Online Advantages & Disadvantages
When looking at e-Business we have many advantages, which are mostly connected to making doing business easier. The benefits of implementing e-Business tools is in the streamlining of business processes and not so much in use of technology. Here are some:
- Easy to set up: electronic business is easy to set up even from home, the only requirements are software, a device and internet connection.
- Flexible Business Hours: There are no time barriers that a location-based business can encounter since the internet is available to everyone all the time. Your products and services can be accessed by everyone with an internet connection.
- Cheaper than Traditional Business: Electronic business is less costly than a traditional business, but it is more expensive to set up. Transactions cost are also cheaper.
- No Geographical Boundaries: The greatest benefit is the possibility of geographically dispersion. Anyone can order anything from anywhere at any time.
- Government Subsidies: Digitization is very encouraged by the government and they provide necessary support.
- New market entry: It has a great potential to enable an entry to a previously unknown market that a traditional business could not.

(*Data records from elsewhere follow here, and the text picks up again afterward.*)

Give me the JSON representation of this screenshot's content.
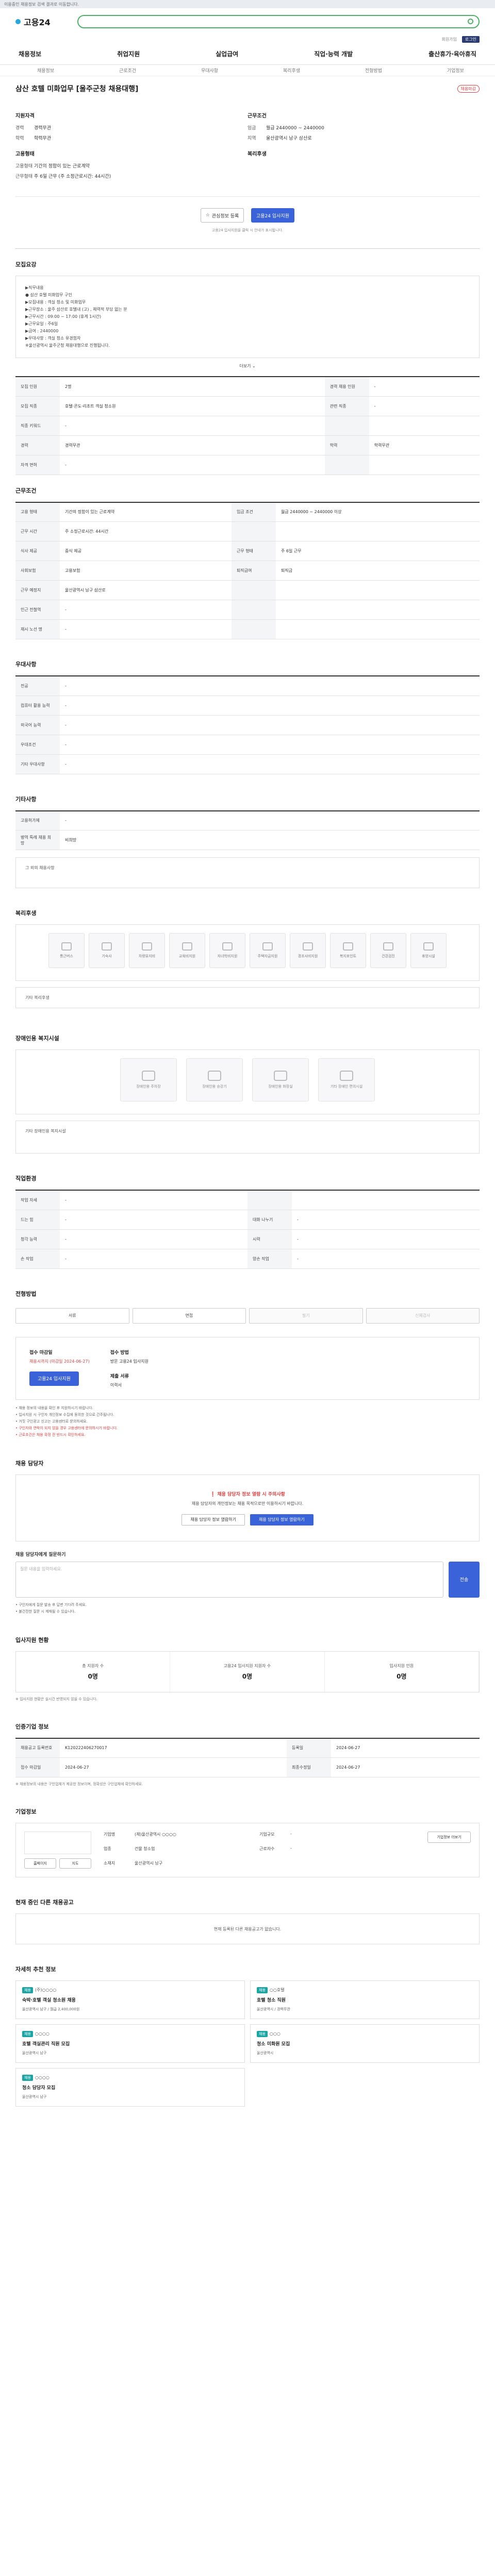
{
  "topbar": {
    "notice": "이용중인 채용정보 검색 결과로 이동합니다."
  },
  "header": {
    "logo": "고용24",
    "util_login": "로그인",
    "util_join": "회원가입",
    "util_map": "전체메뉴"
  },
  "gnb": [
    "채용정보",
    "취업지원",
    "실업급여",
    "직업·능력 개발",
    "출산휴가·육아휴직"
  ],
  "subnav": [
    "채용정보",
    "근로조건",
    "우대사항",
    "복리후생",
    "전형방법",
    "기업정보"
  ],
  "job": {
    "title": "삼산 호텔 미화업무 [울주군청 채용대행]",
    "badge": "채용마감",
    "left_h": "지원자격",
    "left": [
      [
        "경력",
        "경력무관"
      ],
      [
        "학력",
        "학력무관"
      ]
    ],
    "left2_h": "고용형태",
    "left2": [
      [
        "고용형태",
        "기간의 정함이 있는 근로계약"
      ],
      [
        "근무형태",
        "주 6일 근무 (주 소정근로시간: 44시간)"
      ]
    ],
    "right_h": "근무조건",
    "right": [
      [
        "임금",
        "월급 2440000 ~ 2440000"
      ],
      [
        "지역",
        "울산광역시 남구 삼산로"
      ]
    ],
    "right2_h": "복리후생",
    "btn_scrap": "관심정보 등록",
    "btn_apply": "고용24 입사지원",
    "notice": "고용24 입사지원을 클릭 시 안내가 표시됩니다."
  },
  "sections": {
    "intro": "모집요강",
    "cond": "근무조건",
    "pref": "우대사항",
    "etc": "기타사항",
    "welfare": "복리후생",
    "disabled": "장애인용 복지시설",
    "jobinfo": "직업환경",
    "process": "전형방법",
    "apply_method": "채용 담당자",
    "stats": "입사지원 현황",
    "manager": "인증기업 정보",
    "company": "기업정보",
    "others": "현재 중인 다른 채용공고",
    "recommend": "자세히 추천 정보"
  },
  "intro": {
    "lines": [
      "▶직무내용",
      "● 삼산 호텔 미화업무 구인",
      "▶모집내용 : 객실 청소 및 미화업무",
      "▶근무장소 : 울주 삼산로 호텔내 (고) , 체력적 부담 없는 분",
      "▶근무시간 : 09:00 ~ 17:00 (휴게 1시간)",
      "▶근무요일 : 주6일",
      "▶급여 : 2440000",
      "▶우대사항 : 객실 청소 유경험자",
      "※울산광역시 울주군청 채용대행으로 진행됩니다."
    ],
    "more": "더보기"
  },
  "intro_table": [
    [
      "모집 인원",
      "2명",
      "경력 채용 인원",
      "-"
    ],
    [
      "모집 직종",
      "호텔·콘도·리조트 객실 청소원",
      "관련 직종",
      "-"
    ],
    [
      "직종 키워드",
      "-",
      "",
      ""
    ],
    [
      "경력",
      "경력무관",
      "학력",
      "학력무관"
    ],
    [
      "자격 면허",
      "-",
      "",
      ""
    ]
  ],
  "cond_table": [
    [
      "고용 형태",
      "기간의 정함이 있는 근로계약",
      "임금 조건",
      "월급 2440000 ~ 2440000 이상"
    ],
    [
      "근무 시간",
      "주 소정근로시간: 44시간",
      "",
      ""
    ],
    [
      "식사 제공",
      "중식 제공",
      "근무 형태",
      "주 6일 근무"
    ],
    [
      "사회보험",
      "고용보험",
      "퇴직급여",
      "퇴직금"
    ],
    [
      "근무 예정지",
      "울산광역시 남구 삼산로",
      "",
      ""
    ],
    [
      "인근 전철역",
      "-",
      "",
      ""
    ],
    [
      "재시 노선 명",
      "-",
      "",
      ""
    ]
  ],
  "pref_table": [
    [
      "전공",
      "-"
    ],
    [
      "컴퓨터 활용 능력",
      "-"
    ],
    [
      "외국어 능력",
      "-"
    ],
    [
      "우대조건",
      "-"
    ],
    [
      "기타 우대사항",
      "-"
    ]
  ],
  "etc_table": [
    [
      "고용허가제",
      "-"
    ],
    [
      "병역 특례 채용 희망",
      "비희망"
    ]
  ],
  "etc_note": "그 외의 채용사항",
  "welfare_cards": [
    "통근버스",
    "기숙사",
    "차량유지비",
    "교육비지원",
    "자녀학비지원",
    "주택자금지원",
    "경조사비지원",
    "복지포인트",
    "건강검진",
    "휴양시설"
  ],
  "welfare_note": "기타 복리후생",
  "disabled_cards": [
    "장애인용 주차장",
    "장애인용 승강기",
    "장애인용 화장실",
    "기타 장애인 편의시설"
  ],
  "disabled_note": "기타 장애인용 복지시설",
  "job_table": [
    [
      "작업 자세",
      "-",
      "",
      ""
    ],
    [
      "드는 힘",
      "-",
      "대화 나누기",
      "-"
    ],
    [
      "청각 능력",
      "-",
      "시력",
      "-"
    ],
    [
      "손 작업",
      "-",
      "양손 작업",
      "-"
    ]
  ],
  "process": [
    "서류",
    "면접",
    "필기",
    "신체검사"
  ],
  "apply": {
    "h1": "접수 마감일",
    "v1": "채용시까지 (마감일 2024-06-27)",
    "h2": "접수 방법",
    "v2": "방문 고용24 입사지원",
    "btn": "고용24 입사지원",
    "h3": "제출 서류",
    "v3": "이력서",
    "bullets": [
      "채용 정보의 내용을 확인 후 지원하시기 바랍니다.",
      "입사지원 시 구인자 개인정보 수집에 동의한 것으로 간주됩니다.",
      "거짓 구인광고 신고는 고용센터로 문의하세요.",
      "구인자와 연락이 되지 않을 경우 고용센터에 문의하시기 바랍니다.",
      "근로조건은 채용 확정 전 반드시 확인하세요."
    ]
  },
  "manager": {
    "alert": "채용 담당자 정보 열람 시 주의사항",
    "desc": "채용 담당자의 개인정보는 채용 목적으로만 이용하시기 바랍니다.",
    "btn1": "채용 담당자 정보 열람하기",
    "btn2": "채용 담당자 정보 열람하기",
    "q_h": "채용 담당자에게 질문하기",
    "q_ph": "질문 내용을 입력하세요.",
    "q_btn": "전송",
    "notes": [
      "구인자에게 질문 발송 후 답변 기다려 주세요.",
      "불건전한 질문 시 제재될 수 있습니다."
    ]
  },
  "stats": [
    [
      "총 지원자 수",
      "0명"
    ],
    [
      "고용24 입사지원 지원자 수",
      "0명"
    ],
    [
      "입사지원 인원",
      "0명"
    ]
  ],
  "stats_note": "※ 입사지원 현황은 실시간 반영되지 않을 수 있습니다.",
  "cert_table": [
    [
      "채용공고 등록번호",
      "K120222406270017",
      "등록일",
      "2024-06-27"
    ],
    [
      "접수 마감일",
      "2024-06-27",
      "최종수정일",
      "2024-06-27"
    ]
  ],
  "cert_note": "※ 채용정보의 내용은 구인업체가 제공한 정보이며, 정확성은 구인업체에 확인하세요.",
  "company": {
    "name_k": "기업명",
    "name": "(재)울산광역시 ○○○○",
    "ind_k": "업종",
    "ind": "건물 청소업",
    "size_k": "기업규모",
    "size": "-",
    "emp_k": "근로자수",
    "emp": "-",
    "addr_k": "소재지",
    "addr": "울산광역시 남구",
    "btn": "기업정보 더보기",
    "home": "홈페이지",
    "map": "지도"
  },
  "others_note": "현재 등록된 다른 채용공고가 없습니다.",
  "recommend": [
    {
      "c": "(주)○○○○",
      "t": "숙박·호텔 객실 청소원 채용",
      "m": "울산광역시 남구 / 월급 2,400,000원"
    },
    {
      "c": "○○호텔",
      "t": "호텔 청소 직원",
      "m": "울산광역시 / 경력무관"
    },
    {
      "c": "○○○○",
      "t": "호텔 객실관리 직원 모집",
      "m": "울산광역시 남구"
    },
    {
      "c": "○○○",
      "t": "청소 미화원 모집",
      "m": "울산광역시"
    },
    {
      "c": "○○○○",
      "t": "청소 담당자 모집",
      "m": "울산광역시 남구"
    }
  ]
}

- Lower levels of inventory: Electronic business enables companies to lower their level of inventory by digitalizing their assets. (i.e.: Netflix does not sell anymore physical DVD’s but proposes online streaming content instead).
- Lower costs of marketing and sales: E-commerce allows the actors of the industry to advertise for their product/service offer (i.e.: house rental) at generally lower costs than by promoting physically their business.

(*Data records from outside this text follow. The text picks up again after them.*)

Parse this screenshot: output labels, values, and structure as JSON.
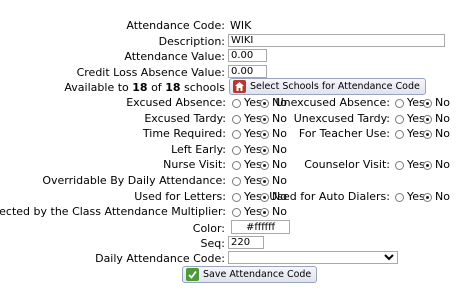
{
  "form": {
    "attendance_code": {
      "label": "Attendance Code:",
      "value": "WIK"
    },
    "description": {
      "label": "Description:",
      "value": "WIKI"
    },
    "attendance_value": {
      "label": "Attendance Value:",
      "value": "0.00"
    },
    "credit_loss": {
      "label": "Credit Loss Absence Value:",
      "value": "0.00"
    },
    "available": {
      "prefix": "Available to",
      "count": "18",
      "of": "of",
      "total": "18",
      "suffix": "schools"
    },
    "select_schools_button": "Select Schools for Attendance Code",
    "yes_label": "Yes",
    "no_label": "No",
    "left_fields": [
      {
        "label": "Excused Absence:",
        "selected": "no"
      },
      {
        "label": "Excused Tardy:",
        "selected": "no"
      },
      {
        "label": "Time Required:",
        "selected": "no"
      },
      {
        "label": "Left Early:",
        "selected": "no"
      },
      {
        "label": "Nurse Visit:",
        "selected": "no"
      },
      {
        "label": "Overridable By Daily Attendance:",
        "selected": "no"
      },
      {
        "label": "Used for Letters:",
        "selected": "no"
      },
      {
        "label": "Affected by the Class Attendance Multiplier:",
        "selected": "no"
      }
    ],
    "right_fields": [
      {
        "label": "Unexcused Absence:",
        "selected": "no"
      },
      {
        "label": "Unexcused Tardy:",
        "selected": "no"
      },
      {
        "label": "For Teacher Use:",
        "selected": "no"
      },
      {
        "label": "Counselor Visit:",
        "selected": "no"
      },
      {
        "label": "Used for Auto Dialers:",
        "selected": "no"
      }
    ],
    "color": {
      "label": "Color:",
      "value": "#ffffff"
    },
    "seq": {
      "label": "Seq:",
      "value": "220"
    },
    "daily_code": {
      "label": "Daily Attendance Code:",
      "value": ""
    },
    "save_button": "Save Attendance Code"
  }
}
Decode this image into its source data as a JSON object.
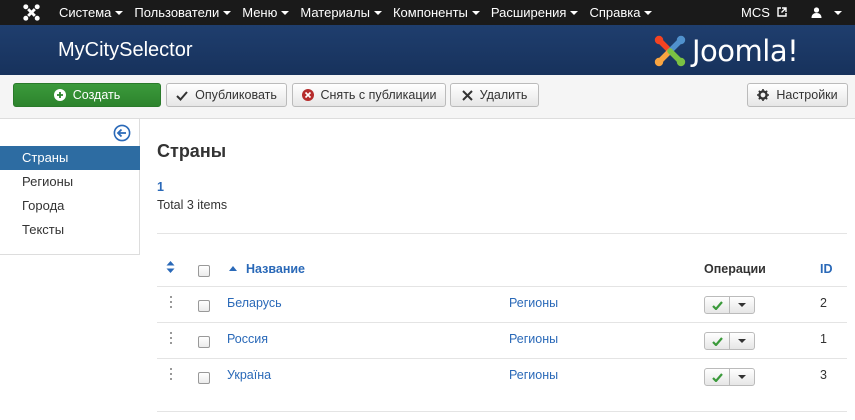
{
  "topbar": {
    "menu": [
      {
        "label": "Система"
      },
      {
        "label": "Пользователи"
      },
      {
        "label": "Меню"
      },
      {
        "label": "Материалы"
      },
      {
        "label": "Компоненты"
      },
      {
        "label": "Расширения"
      },
      {
        "label": "Справка"
      }
    ],
    "site_label": "MCS"
  },
  "header": {
    "title": "MyCitySelector",
    "brand": "Joomla!"
  },
  "toolbar": {
    "new_label": "Создать",
    "publish_label": "Опубликовать",
    "unpublish_label": "Снять с публикации",
    "delete_label": "Удалить",
    "options_label": "Настройки"
  },
  "sidebar": {
    "items": [
      {
        "label": "Страны",
        "active": true
      },
      {
        "label": "Регионы",
        "active": false
      },
      {
        "label": "Города",
        "active": false
      },
      {
        "label": "Тексты",
        "active": false
      }
    ]
  },
  "main": {
    "title": "Страны",
    "page": "1",
    "total": "Total 3 items",
    "columns": {
      "name": "Название",
      "operations": "Операции",
      "id": "ID"
    },
    "rows": [
      {
        "name": "Беларусь",
        "link": "Регионы",
        "published": true,
        "id": "2"
      },
      {
        "name": "Россия",
        "link": "Регионы",
        "published": true,
        "id": "1"
      },
      {
        "name": "Україна",
        "link": "Регионы",
        "published": true,
        "id": "3"
      }
    ]
  },
  "colors": {
    "topbar": "#1a1a1a",
    "header": "#1f3e6e",
    "link": "#2a69b8",
    "active": "#2d6ca2",
    "success": "#3b9a3b"
  }
}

Despite all the advantages there are also some disadvantages that we need to address. The most common limitations of electronic business are:
- Lack of Personal Touch: The products cannot be examined or felt before the final purchase. In the traditional model, we have a more personal customer experience, while in electronic business that is mostly not the case. Another missing factor of personal touch could also be in online transactions.
- Delivery Time: Traditional business enables instant satisfaction as you obtain the product the moment you purchase it, while in electronic business that is not possible. There will always be a waiting period before you receive the product. For example, Amazon assures one-day delivery. This does not resolve the issue completely, but it is an improvement.
- Security Issues: Scams could be mentioned as a factor for people’s distrust in electronic business. Hackers can easily get customers’ financial and personal details. Some customer still finds it hard to trust electronic businesses because of the lack of security, reliability and integrity issues.
As we have learned, electronic business differ from electronic commerce, and they both have their advantages and disadvantages. Hopefully this has helped you with additional information that you might not have already known.